During this lengthy period of my life, the greater part of my energy was consecrated to what one might call "piece work": the scrupulous work of shaping, assembling, getting things to work, all that was essential for the construction of all the rooms of the houses, which some interior voice (a demon perhaps? ) exhorted me to build, the voice of a master craftsman whispering to me now and then depending on the way the work was advancing. Absorbed as I was by the tasks of my craft- brick-layer, stone-mason, carpenter, plumber, metal worker, wood worker - I rarely had the time to write down in black and white, save in sketching the barest outlines, the invisible master-plan that except , ( as it became abundantly clear later) to myself underlined everything, and which, over the course of days, months and years guided my hand with the certainty of a somnambulist.(*)

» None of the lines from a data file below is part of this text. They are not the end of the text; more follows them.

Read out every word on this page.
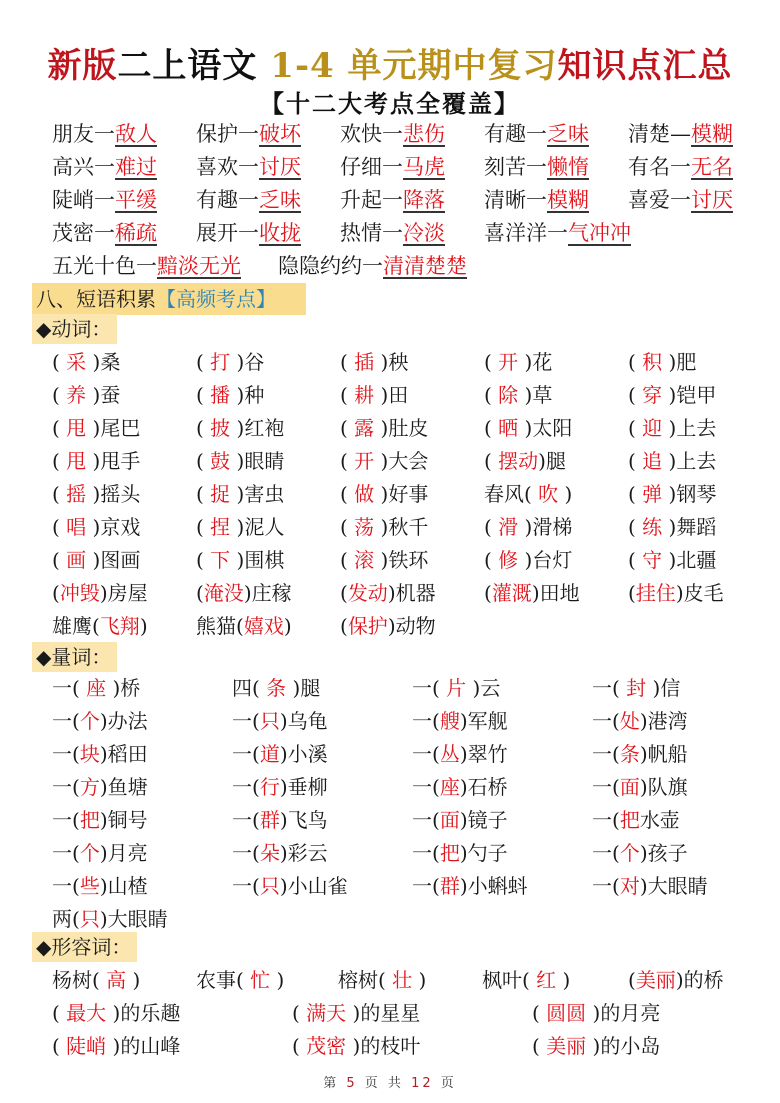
新版二上语文 1-4 单元期中复习知识点汇总
【十二大考点全覆盖】
朋友一敌人 保护一破坏 欢快一悲伤 有趣一乏味 清楚—模糊
高兴一难过 喜欢一讨厌 仔细一马虎 刻苦一懒惰 有名一无名
陡峭一平缓 有趣一乏味 升起一降落 清晰一模糊 喜爱一讨厌
茂密一稀疏 展开一收拢 热情一冷淡 喜洋洋一气冲冲
五光十色一黯淡无光 隐隐约约一清清楚楚
八、短语积累【高频考点】
◆动词：
( 采 )桑	( 打 )谷	( 插 )秧	( 开 )花	( 积 )肥
( 养 )蚕	( 播 )种	( 耕 )田	( 除 )草	( 穿 )铠甲
( 甩 )尾巴	( 披 )红袍	( 露 )肚皮	( 晒 )太阳	( 迎 )上去
( 甩 )甩手	( 鼓 )眼睛	( 开 )大会	( 摆动)腿	( 追 )上去
( 摇 )摇头	( 捉 )害虫	( 做 )好事	春风( 吹 )	( 弹 )钢琴
( 唱 )京戏	( 捏 )泥人	( 荡 )秋千	( 滑 )滑梯	( 练 )舞蹈
( 画 )图画	( 下 )围棋	( 滚 )铁环	( 修 )台灯	( 守 )北疆
(冲毁)房屋 (淹没)庄稼 (发动)机器 (灌溉)田地 (挂住)皮毛
雄鹰(飞翔) 熊猫(嬉戏) (保护)动物
◆量词：
一( 座 )桥	四( 条 )腿	一( 片 )云	一( 封 )信
一(个)办法	一(只)乌龟	一(艘)军舰	一(处)港湾
一(块)稻田	一(道)小溪	一(丛)翠竹	一(条)帆船
一(方)鱼塘	一(行)垂柳	一(座)石桥	一(面)队旗
一(把)铜号	一(群)飞鸟	一(面)镜子	一(把水壶
一(个)月亮	一(朵)彩云	一(把)勺子	一(个)孩子
一(些)山楂	一(只)小山雀	一(群)小蝌蚪	一(对)大眼睛
两(只)大眼睛
◆形容词：
杨树( 高 )	农事( 忙 )	榕树( 壮 )	枫叶( 红 )	(美丽)的桥
( 最大 )的乐趣	( 满天 )的星星	( 圆圆 )的月亮
( 陡峭 )的山峰	( 茂密 )的枝叶	( 美丽 )的小岛
第 5 页 共 12 页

On the basis of what I've been able to see around me at the level of mathematical discovery, these incredible detours of the roads of discovery are characteristic of certain great investigators only. This may be due to the fact that over the last two or three centuries the natural sciences, and mathematics even more so, have gradually liberated themselves from all the religious and metaphysical assumptions of their culture and time. which served as particularly severe brakes on the universal development, ( for better or worse) of a scientific understanding of the universe. It is true, all the same, that some of the most basic and fundamental notions in mathematics (such as spatial translation, the group, the number zero, the techniques of calculus, the designation of coordinates for a point in space, the notion of a set, of a topology, without even going into negative and complex numbers), required millennia for their emergence and acceptance. These may be considered so many eloquent signs of that inherent "block", implanted in the human psyche, against the conceptualization of totally new ideas, even when these ideas possess an almost infantile simplicity, and which one would think would be obvious based on the available evidence, over generations, not to say millennia ....

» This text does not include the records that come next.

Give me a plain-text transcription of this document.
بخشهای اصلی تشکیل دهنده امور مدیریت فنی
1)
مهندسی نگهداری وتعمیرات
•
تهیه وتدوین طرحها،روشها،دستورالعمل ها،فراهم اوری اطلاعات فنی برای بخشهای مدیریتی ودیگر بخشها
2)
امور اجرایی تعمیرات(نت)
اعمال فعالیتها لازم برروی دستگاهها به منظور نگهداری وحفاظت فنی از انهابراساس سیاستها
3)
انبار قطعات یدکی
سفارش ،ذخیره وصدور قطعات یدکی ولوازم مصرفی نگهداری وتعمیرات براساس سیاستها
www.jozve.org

To return to my own work, I've the impression that the "hand waving" ( perhaps more numerous than those of my colleagues), has been largely over matters of detail. usually quickly rectified by my own careful attention. These might be called simple "accidents of the road" of a purely local character without any serious effects on the validity of the underlying intuitions of the specific situation. On the other hand, at the level of ideas and large-scale intuitions, I feel that my work stands the test of time, as incredible as that may seem. It is this certainty without hesitation of having grasped at every instant, if not exactly the ends to which my thought leads, ( which often enough lie hidden), but at least the most fertile directions which ought to be explored that will lead directly to that which is most essential. It is this quality of "certitude" which has brought to my mind Koestler's image of the "sleepwalker"

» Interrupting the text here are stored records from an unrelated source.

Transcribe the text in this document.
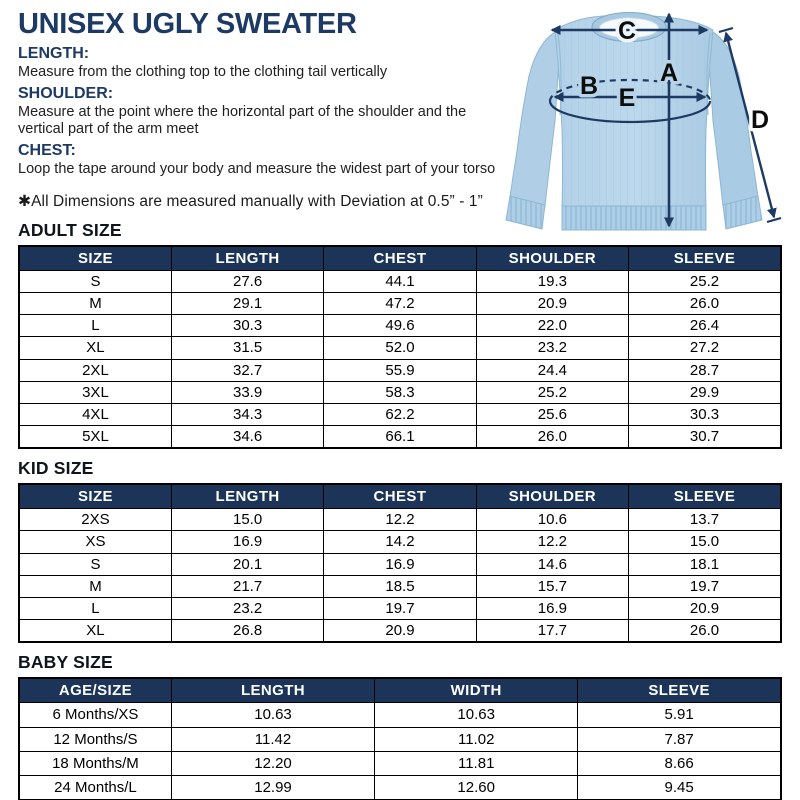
UNISEX UGLY SWEATER
LENGTH:
Measure from the clothing top to the clothing tail vertically
SHOULDER:
Measure at the point where the horizontal part of the shoulder and the vertical part of the arm meet
CHEST:
Loop the tape around your body and measure the widest part of your torso
✱All Dimensions are measured manually with Deviation at 0.5” - 1”
C
A
B E
D
ADULT SIZE
SIZE	LENGTH	CHEST	SHOULDER	SLEEVE
S	27.6	44.1	19.3	25.2
M	29.1	47.2	20.9	26.0
L	30.3	49.6	22.0	26.4
XL	31.5	52.0	23.2	27.2
2XL	32.7	55.9	24.4	28.7
3XL	33.9	58.3	25.2	29.9
4XL	34.3	62.2	25.6	30.3
5XL	34.6	66.1	26.0	30.7
KID SIZE
SIZE	LENGTH	CHEST	SHOULDER	SLEEVE
2XS	15.0	12.2	10.6	13.7
XS	16.9	14.2	12.2	15.0
S	20.1	16.9	14.6	18.1
M	21.7	18.5	15.7	19.7
L	23.2	19.7	16.9	20.9
XL	26.8	20.9	17.7	26.0
BABY SIZE
AGE/SIZE	LENGTH	WIDTH	SLEEVE
6 Months/XS	10.63	10.63	5.91
12 Months/S	11.42	11.02	7.87
18 Months/M	12.20	11.81	8.66
24 Months/L	12.99	12.60	9.45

In terms of its quantity, my work during these productive years found its concrete expression in more than 12,000 published pages in the form of articles, monographs or seminars(*)
These purely "quantitative" indicators give no more, admittedly, than a crude overview of my work, to the total neglect of those things which gave it life, soul and vigor. As I've written above, the best thing I've brought to mathematics has been in terms of original viewpoints which I've first intuited,then patiently unearthed and developed bit by bit. Like the notions I've mentioned, these original viewpoints, which introduced into a great multiplicity of distinct situations, are themselves almost without limit.
However, some viewpoints are more extensive than others, which along have the capacity to encapsulate a multitude of other partial viewpoints, in a multitude of different particular instances. Such viewpoints may be characterized as "Great Ideas". By virtue of their fecundity, an idea of this kind give birth to a teeming swarm of progeny, of ideas inheriting its fertility, which , for the most part,(if not all of them) do not have as extensive a scope as the mother-concept.
When it comes to presenting a "Great Ideas", to "speak it", one is faced with, almost always, a problem as delicate as its very conception and slow gestation in the person who has conceived it - or, to be more precise, that the sum total laborious work of gestation and formation isthe "expression" of the idea: that work which consists of patiently bringing it to light, day after day, from the mists that surround its birth, to attain, little by little, some tangible form, in a picture that is progressively enriched, confirmed and refined over the course of weeks, months and years. Merely to name the idea in terms of some striking formulation, or by fairly technical key words, may end up being a matter of a few lines, or may extend to several pages. Yet it is very rare to find anyone who, without knowing it in advance, is able to "hear" this "name", or recognize its face. Then, when the idea has attained to its full maturity, one may be able to express it in a hundred or so pages to the full satisfaction of the worker in whom it had its birth . Yet it may also be the case that even a thousand pages, extensively reworked and thought over, will not suffice to capture it.(*)
That piece of my programme on the theme of schemas, their prolongations and their ramifications, that I'd completed at the time of my departure, represents all by itself the greatest work on the foundations of mathematics ever done in the whole history of mathematics(Italics added by the translator so that there should be no misunderstanding of who is speaking), and undoubtedly one of the greatest achievements in the whole history of Science.